While the “modernize Anki’s backend” project is mostly done (to the extent that such a project can ever be “done”), there is still importing/exporting to tackle, and all the compatibility shims and aliases that are currently in place will need to be removed at one point. Holding off on another stable release until the remaining parts are done and version number handling is improved would push back a release by quite a few months, and we’d lose some of the benefits of RERO that way.
I know the churn in the last two years has been frustrating at times. Thank you all for your patience, and I assure you I’m looking forward to things calming down a bit as much as the rest of you are!

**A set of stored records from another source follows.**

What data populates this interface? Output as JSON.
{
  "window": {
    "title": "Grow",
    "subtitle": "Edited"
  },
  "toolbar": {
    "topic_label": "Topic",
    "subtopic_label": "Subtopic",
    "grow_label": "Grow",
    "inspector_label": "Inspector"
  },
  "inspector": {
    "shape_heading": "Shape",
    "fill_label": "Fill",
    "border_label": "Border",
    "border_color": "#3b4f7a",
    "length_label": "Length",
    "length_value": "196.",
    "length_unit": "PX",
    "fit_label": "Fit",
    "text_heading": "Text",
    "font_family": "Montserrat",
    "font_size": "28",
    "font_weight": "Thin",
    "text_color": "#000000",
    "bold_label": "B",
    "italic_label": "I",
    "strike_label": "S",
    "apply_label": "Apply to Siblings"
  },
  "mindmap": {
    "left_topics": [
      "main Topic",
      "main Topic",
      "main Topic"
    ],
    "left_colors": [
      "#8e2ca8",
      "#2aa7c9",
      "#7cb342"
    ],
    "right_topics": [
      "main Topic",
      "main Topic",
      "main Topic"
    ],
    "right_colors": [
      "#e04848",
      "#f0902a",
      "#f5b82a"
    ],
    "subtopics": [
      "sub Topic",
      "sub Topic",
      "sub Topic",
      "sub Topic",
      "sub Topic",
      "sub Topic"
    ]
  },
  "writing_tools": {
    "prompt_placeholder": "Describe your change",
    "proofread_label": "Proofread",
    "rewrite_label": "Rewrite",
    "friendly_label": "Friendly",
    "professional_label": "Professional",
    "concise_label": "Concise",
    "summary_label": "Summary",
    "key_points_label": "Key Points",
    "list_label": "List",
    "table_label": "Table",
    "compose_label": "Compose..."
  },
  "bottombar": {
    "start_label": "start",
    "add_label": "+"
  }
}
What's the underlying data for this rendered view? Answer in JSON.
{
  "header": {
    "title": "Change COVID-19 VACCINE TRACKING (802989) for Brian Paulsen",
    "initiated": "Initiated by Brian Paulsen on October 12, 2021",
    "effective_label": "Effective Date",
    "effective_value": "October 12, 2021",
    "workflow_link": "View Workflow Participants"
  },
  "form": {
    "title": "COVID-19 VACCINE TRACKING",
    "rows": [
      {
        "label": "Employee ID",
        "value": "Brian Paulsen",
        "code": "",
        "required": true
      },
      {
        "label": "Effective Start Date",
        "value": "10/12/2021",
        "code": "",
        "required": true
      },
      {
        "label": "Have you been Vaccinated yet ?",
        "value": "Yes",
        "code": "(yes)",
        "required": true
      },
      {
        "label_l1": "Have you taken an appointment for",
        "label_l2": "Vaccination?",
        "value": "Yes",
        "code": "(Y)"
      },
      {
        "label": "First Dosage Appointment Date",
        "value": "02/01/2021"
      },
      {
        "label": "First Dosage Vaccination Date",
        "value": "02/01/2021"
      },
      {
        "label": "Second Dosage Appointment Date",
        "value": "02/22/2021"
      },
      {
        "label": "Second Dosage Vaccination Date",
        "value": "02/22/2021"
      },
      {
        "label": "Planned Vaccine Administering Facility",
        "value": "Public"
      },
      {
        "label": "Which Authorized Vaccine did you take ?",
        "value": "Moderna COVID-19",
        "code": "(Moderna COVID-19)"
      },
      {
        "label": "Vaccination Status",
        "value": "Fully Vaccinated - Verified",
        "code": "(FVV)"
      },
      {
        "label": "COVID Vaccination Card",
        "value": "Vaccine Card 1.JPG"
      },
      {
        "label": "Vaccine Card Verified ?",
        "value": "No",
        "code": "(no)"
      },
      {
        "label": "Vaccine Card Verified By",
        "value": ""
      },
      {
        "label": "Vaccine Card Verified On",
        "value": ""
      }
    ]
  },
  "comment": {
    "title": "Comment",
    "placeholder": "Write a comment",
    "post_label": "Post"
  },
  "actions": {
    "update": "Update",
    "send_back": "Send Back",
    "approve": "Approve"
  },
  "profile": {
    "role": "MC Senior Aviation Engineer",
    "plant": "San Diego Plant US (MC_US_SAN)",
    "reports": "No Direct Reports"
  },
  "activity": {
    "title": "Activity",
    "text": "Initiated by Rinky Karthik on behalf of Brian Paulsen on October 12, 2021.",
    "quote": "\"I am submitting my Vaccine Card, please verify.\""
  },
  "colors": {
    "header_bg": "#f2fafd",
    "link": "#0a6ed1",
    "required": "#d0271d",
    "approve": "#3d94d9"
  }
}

Add-on authors are of course free to choose what they wish to support or not support, but I suspect Anki will need to keep supporting Qt5 for a while yet. The ARM Linux and no-systemd camps depend on a system-provided version of Qt, and as far as I’m aware that’s mainly/all Qt5 at the moment, so if we went Qt6-only, they would be unable to use the new releases. There are also various issues like slow loading of large images and a lack of tabs on macOS that some users may feel are showstoppers. There will invariably also be issues that we’re not even aware of yet, that will only crop up once a stable release is made and more people are using it.
Part of the problem is that the current code is not set up to deal with a new minor version number, and this doesn’t really help us there - new code would need to be written to handle the version change either way.